Even a long time after the legendary expeditions to Central Africa started, Ruwenzori remained a mystery. In 1864, Baker forced his way along the Nile to Lake Albert, and in 1876, Stanley reached Lake Edward - But neither of them realized, that between these 2 lakes, there was a 150 km long mountain chain with summits higher than 5.000 meters. The explanation of this failure is, that Ruwenzori as good as always is hidden by mist and clouds. According to the local language of the natives, "Ruwenzori" means "The King of Mists" or "The Rain Maker".

The first time Ruwenzori was seen by humans outside Africa was in 1888 at Lake Albert, at Stanley's second visit, and it happened accidentally. When Stanley after a month's stay left the west bank of Lake Albert, one of the locals made him aware of a strange phenomenon in the horizon. The african called it "A mountain made of salt". The secret "Mountains of the Moon" were hereby discovered by non-african people.

After breakfast, we started the ascent to the Scott Elliot Pass (4.500 meters), and during the whole trip, we had a magnificent
view of snow and glaciers. The mountain in the background is Mount Speke (5.035 meters). It's strange to imagine, that the
snow on top of these very high mountains is one of the sources of the Nile.

Many years ago, I spent about a week trekking in Ruwenzori with a local african. We started from his village Ibanda, in one of the fertile valleys stretching from the mountains down into Uganda, and during the week, we walked up through this fantastic scenery. It was absolutely necessary to join somebody with local knowledge. As mentioned above, the trail was sometimes hard to find and often vanished into extensive swamps, where you had to jump from one grass hillock to the other for hours.
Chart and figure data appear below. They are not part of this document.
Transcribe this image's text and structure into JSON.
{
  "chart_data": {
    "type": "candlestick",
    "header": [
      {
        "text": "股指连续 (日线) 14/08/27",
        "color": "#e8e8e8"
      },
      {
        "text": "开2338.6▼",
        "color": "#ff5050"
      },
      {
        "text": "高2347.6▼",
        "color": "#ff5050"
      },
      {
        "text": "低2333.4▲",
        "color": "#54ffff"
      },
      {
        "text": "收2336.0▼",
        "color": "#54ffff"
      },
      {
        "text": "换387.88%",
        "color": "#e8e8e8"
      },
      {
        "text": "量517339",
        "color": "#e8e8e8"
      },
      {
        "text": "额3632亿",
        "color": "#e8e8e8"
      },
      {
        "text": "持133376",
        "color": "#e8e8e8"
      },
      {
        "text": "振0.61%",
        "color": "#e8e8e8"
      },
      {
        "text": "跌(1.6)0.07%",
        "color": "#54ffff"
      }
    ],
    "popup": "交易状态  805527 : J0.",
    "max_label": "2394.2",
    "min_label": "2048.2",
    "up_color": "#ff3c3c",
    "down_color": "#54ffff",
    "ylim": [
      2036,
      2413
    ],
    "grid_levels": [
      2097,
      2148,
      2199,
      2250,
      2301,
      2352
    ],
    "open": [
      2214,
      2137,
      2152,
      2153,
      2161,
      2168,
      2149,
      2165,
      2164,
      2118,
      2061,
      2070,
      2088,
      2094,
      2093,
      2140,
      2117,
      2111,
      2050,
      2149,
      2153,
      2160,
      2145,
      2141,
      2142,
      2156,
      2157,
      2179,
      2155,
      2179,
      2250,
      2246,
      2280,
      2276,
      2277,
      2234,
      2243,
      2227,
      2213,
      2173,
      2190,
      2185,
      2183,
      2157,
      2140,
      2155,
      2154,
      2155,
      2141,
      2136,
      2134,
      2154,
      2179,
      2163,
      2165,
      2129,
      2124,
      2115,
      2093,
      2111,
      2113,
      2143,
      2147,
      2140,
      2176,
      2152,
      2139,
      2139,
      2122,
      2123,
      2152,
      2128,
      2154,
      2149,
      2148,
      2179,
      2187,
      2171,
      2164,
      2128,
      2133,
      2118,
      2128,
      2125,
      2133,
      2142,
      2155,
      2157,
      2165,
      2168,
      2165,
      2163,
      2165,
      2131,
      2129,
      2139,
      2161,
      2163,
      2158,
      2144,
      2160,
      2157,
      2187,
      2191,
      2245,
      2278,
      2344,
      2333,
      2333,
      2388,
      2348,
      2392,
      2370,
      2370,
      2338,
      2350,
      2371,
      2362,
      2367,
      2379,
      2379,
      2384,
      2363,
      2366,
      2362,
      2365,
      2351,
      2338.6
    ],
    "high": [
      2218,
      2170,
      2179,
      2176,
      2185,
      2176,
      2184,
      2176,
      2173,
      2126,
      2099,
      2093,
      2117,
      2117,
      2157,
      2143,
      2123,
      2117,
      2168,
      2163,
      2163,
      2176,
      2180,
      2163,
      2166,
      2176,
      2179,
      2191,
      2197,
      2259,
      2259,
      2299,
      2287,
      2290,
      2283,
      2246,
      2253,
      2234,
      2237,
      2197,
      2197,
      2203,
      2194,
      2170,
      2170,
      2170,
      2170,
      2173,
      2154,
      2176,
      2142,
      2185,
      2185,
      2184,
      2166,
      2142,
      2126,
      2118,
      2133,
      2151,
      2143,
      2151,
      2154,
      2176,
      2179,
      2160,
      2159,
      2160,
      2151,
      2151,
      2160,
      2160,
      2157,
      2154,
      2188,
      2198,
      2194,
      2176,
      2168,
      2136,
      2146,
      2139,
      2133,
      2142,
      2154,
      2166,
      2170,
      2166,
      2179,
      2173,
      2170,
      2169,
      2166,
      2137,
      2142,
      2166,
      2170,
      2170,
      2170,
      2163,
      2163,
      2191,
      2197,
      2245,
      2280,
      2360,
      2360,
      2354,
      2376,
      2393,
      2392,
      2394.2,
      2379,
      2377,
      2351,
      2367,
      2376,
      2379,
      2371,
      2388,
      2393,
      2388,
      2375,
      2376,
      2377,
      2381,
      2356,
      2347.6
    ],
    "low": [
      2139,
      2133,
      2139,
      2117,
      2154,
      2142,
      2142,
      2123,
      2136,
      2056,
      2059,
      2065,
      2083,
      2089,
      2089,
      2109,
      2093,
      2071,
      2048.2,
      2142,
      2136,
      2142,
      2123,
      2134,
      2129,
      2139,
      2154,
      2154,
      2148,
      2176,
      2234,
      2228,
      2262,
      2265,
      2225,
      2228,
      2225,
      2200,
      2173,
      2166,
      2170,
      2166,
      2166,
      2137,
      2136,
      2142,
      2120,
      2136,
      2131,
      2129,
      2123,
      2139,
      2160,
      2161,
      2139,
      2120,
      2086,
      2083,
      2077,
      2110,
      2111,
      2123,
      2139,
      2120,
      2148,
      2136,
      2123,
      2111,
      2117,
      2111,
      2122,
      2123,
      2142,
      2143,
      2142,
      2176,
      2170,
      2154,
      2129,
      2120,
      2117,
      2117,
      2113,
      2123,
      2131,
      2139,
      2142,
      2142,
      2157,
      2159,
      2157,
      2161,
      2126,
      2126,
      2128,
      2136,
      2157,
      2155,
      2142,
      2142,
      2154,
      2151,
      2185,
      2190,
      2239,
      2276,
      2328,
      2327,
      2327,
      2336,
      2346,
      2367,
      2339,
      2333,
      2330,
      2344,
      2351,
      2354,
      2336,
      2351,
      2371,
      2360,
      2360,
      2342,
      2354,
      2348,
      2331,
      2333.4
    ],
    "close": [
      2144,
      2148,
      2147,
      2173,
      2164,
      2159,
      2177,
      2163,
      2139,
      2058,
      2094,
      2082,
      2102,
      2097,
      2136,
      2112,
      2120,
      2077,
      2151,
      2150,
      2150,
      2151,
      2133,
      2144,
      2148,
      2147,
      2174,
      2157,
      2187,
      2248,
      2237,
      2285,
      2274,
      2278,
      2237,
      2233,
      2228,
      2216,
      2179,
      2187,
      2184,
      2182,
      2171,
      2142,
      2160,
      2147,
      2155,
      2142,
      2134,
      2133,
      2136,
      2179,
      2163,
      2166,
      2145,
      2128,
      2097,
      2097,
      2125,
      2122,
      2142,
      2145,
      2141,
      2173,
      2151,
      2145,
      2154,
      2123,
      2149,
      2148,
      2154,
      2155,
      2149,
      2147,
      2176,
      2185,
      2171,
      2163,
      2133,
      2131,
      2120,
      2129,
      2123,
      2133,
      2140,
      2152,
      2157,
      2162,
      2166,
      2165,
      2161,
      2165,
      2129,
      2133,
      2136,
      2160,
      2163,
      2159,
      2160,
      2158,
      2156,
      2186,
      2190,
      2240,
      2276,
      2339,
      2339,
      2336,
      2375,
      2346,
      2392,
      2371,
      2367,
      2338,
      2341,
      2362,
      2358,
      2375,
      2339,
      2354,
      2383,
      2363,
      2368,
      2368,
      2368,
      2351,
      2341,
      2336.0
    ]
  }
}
In the latest edition of Lonely Planet's guide about East Africa I read recently, that some trekkers had written the following on the wall of the Bujuku mountain hut:

"Jesus learned how to walk on water. After 5 days here, everybody could do it!"

Unfortunately, my guide's only language was swahili, so we were unable to talk much together. I DID bring an english-swahili dictionary, but our only conversation was confined to single words at the camp fire at night. However, there is ONE word in swahili, which I will never forget. That's MATOPE. It means mud!

I think we were very lucky about the weather. During the week, we only had real rain one of the days in spite of the high average rainfall and in spite of the fact, that the rainy season was statistically starting at this time of the year! However, during THAT afternoon, it rained more than I have ever seen. On the way back to the civilization, in the middle of a bamboo forest, it suddenly started pouring down, lighting and thundering in an extreme way, even compared to the tropics. Our trail became a water course, and the big river in the bottom of our valley turned into a foaming inferno - quite scaring to watch since we HAD to cross it more times in order to get down!

No matter whereever you go in the world, I don't think you will find a more odd and awe-inspiring landscape than the Ruwenzori Mountains. The snow and the glaciers together with the tropical rain-forest, the mysterious, sinister mist and the violent thunderstorms, the strange plants in the mud, which make you think of the swamp forests of the jurassic or the carbon age - everything together leaves a strong, unforgettable impression in the mind of the visitor. Many articles and books have been written about Ruwenzori, and all of them reflect the enthusiasm of their writers. These mountains have been unchanged for thousands of years, and they give you a feeling of being totally outside time and space, because everything is different from what you know.